Großen Einfluss auf die Etablierung des „mindhunter„ hatten die Werke Roter Drache [1981 (2001)] und Das Schweigen der Lämmer[1988 (1992)] von Thomas Harris (vgl. Jenkins 1994: 73). Harris erhielt bei der Verfassung von Roter Drache Rat und Unterstützung durch die BSU und studierte verschiedene reale Fälle, die sein Werk stark beeinflussten. Mit der Veröffentlichung von Das Schweigen der Lämmer fanden die Ideen und der Erfolg aus Roter Drache ihre Fortsetzung. Harris ließ sich auch hier wieder von tatsächlichen Kriminalfällen inspirieren. So orientiert sich die Figur des Hannibal Lecter an Tätern wie Ted Bundy21 und Edmund Kemper22. Der Mörder Buffalo Bill basiert auf einer Synthese aus Ed Gein23und Gary Heidnik24, allerdings bedient er sich auch gewisser Verhaltensweisen Ted Bundys, insbesondere bei der Kontaktaufnahme mit seinen Opfern.
Der Einfluss von Harris’ Arbeiten auf das Bild des „mindhunter„ wurde noch größer mit den Veröffentlichungen der Filmversionen. Besonders Das Schweigen der Lämmer (Jonathan Demme 1991) konnte international große Erfolge verbuchen.25,26 (vgl. Jenkins 1994: 88 f.) Harris sorgte somit für eine unbezahlbare Publicity und zuvor nie dagewesene mediale Präsenz der FBI-Experten (vgl. Jenkins 1994: 73). Diese mediale Präsenz diente dann als Grundlage für nachfolgende Tatsachenberichte und fiktive Publikationen zur Serienmord-Thematik (vgl. Jenkins 1994: 89). Am Beispiel von Das Schweigen der Lämmer lässt sich zudem die Überlappung von Fakt und Fiktion besonders deutlich nachvollziehen, insbesondere wenn sich True-Crime27-Literatur so auf Thomas Harris bezieht, als würden seine Werke reale Fälle darstellen (vgl.

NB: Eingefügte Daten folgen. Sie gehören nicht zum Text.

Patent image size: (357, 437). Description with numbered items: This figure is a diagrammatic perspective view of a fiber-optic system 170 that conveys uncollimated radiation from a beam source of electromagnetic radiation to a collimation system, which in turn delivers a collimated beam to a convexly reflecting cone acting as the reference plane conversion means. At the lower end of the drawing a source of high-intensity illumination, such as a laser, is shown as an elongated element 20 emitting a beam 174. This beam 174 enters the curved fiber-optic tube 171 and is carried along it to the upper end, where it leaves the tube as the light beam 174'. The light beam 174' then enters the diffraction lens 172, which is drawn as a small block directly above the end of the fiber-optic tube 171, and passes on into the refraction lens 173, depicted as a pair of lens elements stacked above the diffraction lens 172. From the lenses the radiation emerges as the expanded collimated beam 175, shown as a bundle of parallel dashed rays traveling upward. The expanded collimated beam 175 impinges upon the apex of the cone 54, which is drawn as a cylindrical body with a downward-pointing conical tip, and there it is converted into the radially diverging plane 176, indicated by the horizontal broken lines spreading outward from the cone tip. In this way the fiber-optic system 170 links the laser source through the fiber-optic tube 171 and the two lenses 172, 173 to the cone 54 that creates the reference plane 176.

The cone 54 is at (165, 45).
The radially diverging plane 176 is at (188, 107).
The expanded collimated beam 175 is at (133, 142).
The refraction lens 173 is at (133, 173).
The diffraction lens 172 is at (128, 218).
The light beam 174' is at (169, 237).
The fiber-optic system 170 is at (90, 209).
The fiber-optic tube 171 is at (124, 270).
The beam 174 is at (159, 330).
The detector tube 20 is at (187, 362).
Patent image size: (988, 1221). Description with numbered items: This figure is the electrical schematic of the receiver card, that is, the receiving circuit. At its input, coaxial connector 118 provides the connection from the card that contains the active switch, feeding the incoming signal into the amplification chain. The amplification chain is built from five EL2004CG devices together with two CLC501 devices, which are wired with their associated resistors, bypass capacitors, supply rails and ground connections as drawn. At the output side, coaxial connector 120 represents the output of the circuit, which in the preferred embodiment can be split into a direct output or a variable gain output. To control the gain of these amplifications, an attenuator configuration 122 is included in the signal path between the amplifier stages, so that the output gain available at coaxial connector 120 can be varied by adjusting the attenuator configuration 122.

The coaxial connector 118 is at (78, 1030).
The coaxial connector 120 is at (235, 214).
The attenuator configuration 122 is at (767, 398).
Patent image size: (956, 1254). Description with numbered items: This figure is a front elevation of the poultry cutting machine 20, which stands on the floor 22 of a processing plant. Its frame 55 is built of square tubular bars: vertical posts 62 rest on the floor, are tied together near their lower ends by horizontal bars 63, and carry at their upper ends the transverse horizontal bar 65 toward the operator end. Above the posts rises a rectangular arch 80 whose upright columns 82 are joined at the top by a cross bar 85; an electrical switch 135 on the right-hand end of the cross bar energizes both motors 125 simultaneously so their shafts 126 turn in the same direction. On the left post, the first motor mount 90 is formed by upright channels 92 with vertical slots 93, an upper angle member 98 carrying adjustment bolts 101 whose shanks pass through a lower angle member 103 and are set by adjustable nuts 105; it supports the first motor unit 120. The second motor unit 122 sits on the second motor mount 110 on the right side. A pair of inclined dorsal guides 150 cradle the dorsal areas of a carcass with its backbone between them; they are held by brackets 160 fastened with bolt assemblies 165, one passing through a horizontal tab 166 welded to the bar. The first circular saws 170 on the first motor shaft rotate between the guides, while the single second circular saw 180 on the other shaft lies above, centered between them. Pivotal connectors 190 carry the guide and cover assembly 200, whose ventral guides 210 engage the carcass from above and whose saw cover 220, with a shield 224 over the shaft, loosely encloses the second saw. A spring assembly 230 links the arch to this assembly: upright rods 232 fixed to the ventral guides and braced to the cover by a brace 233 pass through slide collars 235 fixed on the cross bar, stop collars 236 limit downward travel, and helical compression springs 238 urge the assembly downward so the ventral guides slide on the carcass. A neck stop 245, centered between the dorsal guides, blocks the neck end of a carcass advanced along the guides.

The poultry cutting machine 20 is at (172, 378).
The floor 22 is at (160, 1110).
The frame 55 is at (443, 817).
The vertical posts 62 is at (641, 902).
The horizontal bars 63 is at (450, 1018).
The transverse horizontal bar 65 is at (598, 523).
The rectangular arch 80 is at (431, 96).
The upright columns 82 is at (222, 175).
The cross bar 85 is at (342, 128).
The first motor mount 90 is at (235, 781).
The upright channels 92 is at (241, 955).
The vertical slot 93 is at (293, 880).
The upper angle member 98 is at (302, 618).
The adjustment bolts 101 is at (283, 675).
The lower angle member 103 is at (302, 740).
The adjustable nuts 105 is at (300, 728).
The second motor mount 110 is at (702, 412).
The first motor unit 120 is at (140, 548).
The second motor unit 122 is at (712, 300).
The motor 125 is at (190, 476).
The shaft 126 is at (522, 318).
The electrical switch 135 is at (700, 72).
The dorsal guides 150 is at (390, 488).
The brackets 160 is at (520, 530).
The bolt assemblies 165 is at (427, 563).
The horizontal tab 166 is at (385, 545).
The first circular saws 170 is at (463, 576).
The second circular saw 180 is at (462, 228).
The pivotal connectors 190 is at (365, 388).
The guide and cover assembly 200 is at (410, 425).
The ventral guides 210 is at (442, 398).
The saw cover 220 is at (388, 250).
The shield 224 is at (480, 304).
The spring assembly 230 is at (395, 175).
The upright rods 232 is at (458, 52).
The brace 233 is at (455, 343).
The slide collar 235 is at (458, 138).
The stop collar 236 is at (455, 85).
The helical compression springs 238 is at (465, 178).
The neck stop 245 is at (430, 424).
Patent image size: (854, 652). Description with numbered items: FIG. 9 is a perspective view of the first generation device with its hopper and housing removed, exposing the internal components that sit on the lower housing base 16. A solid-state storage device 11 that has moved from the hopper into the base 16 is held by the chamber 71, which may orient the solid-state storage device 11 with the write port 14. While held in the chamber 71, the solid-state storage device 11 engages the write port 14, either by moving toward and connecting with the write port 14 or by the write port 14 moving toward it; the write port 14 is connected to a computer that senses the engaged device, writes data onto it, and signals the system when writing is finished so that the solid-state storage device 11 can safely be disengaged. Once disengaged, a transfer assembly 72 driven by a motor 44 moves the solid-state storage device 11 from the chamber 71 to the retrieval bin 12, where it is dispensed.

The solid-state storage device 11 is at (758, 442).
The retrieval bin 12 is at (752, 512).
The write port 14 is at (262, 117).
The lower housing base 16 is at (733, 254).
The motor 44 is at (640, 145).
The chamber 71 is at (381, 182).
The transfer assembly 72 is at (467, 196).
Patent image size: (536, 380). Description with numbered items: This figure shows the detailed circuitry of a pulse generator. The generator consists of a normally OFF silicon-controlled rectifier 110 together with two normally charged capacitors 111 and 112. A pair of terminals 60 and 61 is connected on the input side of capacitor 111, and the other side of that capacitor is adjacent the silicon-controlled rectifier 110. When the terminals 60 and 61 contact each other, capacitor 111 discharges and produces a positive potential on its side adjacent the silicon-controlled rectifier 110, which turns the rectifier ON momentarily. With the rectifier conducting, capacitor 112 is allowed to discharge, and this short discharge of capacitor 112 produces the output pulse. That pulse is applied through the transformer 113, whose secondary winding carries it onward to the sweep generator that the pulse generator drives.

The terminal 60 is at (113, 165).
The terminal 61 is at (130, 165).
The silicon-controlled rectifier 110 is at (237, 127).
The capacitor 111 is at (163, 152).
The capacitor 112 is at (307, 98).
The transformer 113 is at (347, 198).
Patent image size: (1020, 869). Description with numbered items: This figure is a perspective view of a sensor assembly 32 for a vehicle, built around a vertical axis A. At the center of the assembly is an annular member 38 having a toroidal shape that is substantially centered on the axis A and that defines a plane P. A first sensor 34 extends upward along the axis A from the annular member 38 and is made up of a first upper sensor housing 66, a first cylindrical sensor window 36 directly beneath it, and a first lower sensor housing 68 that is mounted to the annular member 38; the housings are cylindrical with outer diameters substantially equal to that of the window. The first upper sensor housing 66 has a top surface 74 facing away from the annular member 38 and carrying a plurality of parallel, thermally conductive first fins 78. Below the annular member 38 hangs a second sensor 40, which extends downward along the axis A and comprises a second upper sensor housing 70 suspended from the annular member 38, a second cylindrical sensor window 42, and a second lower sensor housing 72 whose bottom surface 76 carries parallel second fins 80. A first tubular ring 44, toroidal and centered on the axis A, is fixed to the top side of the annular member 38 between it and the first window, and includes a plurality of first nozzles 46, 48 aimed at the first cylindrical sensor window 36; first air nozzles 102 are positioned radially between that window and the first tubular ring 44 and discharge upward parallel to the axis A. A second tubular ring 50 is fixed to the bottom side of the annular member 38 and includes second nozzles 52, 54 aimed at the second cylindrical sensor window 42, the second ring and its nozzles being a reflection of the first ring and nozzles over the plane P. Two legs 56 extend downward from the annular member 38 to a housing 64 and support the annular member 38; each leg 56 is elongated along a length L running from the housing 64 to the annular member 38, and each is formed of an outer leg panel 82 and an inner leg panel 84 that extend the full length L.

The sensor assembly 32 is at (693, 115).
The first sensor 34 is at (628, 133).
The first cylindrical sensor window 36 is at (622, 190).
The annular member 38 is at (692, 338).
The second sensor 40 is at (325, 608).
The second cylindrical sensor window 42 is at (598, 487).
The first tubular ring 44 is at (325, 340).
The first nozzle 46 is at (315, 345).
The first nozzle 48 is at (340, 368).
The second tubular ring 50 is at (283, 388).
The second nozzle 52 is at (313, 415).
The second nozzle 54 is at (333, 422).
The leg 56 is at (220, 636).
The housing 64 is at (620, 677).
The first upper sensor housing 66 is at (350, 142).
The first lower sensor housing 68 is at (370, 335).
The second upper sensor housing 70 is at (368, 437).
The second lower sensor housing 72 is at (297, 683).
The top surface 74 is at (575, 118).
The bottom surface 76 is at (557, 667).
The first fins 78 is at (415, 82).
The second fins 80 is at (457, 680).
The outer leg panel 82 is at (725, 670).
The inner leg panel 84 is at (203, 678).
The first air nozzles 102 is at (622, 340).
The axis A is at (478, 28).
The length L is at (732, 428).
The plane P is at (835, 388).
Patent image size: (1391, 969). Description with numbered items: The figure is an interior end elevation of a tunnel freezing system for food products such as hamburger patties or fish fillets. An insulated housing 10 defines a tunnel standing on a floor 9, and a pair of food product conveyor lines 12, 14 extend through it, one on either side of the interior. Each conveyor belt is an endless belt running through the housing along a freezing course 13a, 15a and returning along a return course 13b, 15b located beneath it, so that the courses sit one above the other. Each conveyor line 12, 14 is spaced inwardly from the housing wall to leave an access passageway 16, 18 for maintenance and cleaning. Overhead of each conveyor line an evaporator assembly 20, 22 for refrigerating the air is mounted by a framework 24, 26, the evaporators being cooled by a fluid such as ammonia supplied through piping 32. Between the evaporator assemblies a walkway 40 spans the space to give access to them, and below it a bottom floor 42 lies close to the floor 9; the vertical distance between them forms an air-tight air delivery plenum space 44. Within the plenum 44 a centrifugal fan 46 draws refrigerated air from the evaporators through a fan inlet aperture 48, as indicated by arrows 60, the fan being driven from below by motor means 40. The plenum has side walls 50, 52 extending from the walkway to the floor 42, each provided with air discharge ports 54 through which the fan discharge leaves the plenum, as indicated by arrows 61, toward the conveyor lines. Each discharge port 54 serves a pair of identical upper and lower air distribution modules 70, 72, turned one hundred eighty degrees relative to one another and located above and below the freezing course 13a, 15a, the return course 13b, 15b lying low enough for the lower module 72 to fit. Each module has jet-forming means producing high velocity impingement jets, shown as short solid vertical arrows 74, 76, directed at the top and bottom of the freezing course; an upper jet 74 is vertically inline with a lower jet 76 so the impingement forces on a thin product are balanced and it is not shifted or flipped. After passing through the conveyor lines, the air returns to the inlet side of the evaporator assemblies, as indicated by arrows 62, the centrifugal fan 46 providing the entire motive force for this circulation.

Jenkins 1994: 89).28
Zusammenfassend hat laut Jenkins (1994: 212 ff.) das FBI erfolgreich das Serienmord-Thema etabliert. Strategien zur Verbreitung dieses Deutungsmusters, so die These, sind die Streuung einer extrem hohen Zahl solcher Taten29, die Fokussierung der Aufmerksamkeit auf reisende Täter und das damit zusammenhängende Problem der „linkage blindness„30, das heißt dem Unvermögen, Zusammenhänge zwischen Taten zu erkennen, die in verschiedenen Zuständigkeitsbereichen begangen wurden. Das FBI hat sich diesbezüglich selbst sehr erfolgreich als die Organisation mit der Experten-Truppe zur Bekämpfung der Serienmörder präsentieren können. Seine Experten unterstützten auch Journalisten und Schriftsteller bei ihren Arbeiten, die sich mit einer vorteilhaften Darstellung der Special Agents revanchierten. Bereits seit Anfang der 1980er Jahre waren Nachrichtenbeiträge oder fiktive Arbeiten über Serienmord ohne die Unterstützung der BSU-Experten, sei es als Interviewpartner oder in beratender Funktion, undenkbar. Ebenso hielt die Verwendung von durch das FBI geprägten Fachbegriffen (bspw. organized/disorganized, Handschrift31) und ihren Ansichten sowie Theorien Einzug in die Literatur (vgl. Jenkins 1994: 217). Mit der Erlaubnis, Filmaufnahmen für
Das Schweigen der Lämmer an Originalschauplätzen des FBI zu drehen, wurde eine extrem wirkungsvolle Verbindung der tatsächlichen BSU-Experten und den fiktiven Harris-Helden erreicht (vgl. Jenkins 1994: 216). Verstärkt wird diese Verbindung durch den Umstand, dass verschiedene FBI-Beamte in Nebenrollen von Das Schweigen der Lämmer mitspielten (vgl. Ressler/ Shachtman 1993: 304). Insgesamt betrachtet, führte dies zu dem zyklischen Effekt, dass das durch die Medien produzierte Stereotyp des intelligenten und heldenhaften Profilers in nachfolgenden Medienberichten in Person des BSU-Experten hinzugezogen werden musste (vgl. Jenkins 1994: 217).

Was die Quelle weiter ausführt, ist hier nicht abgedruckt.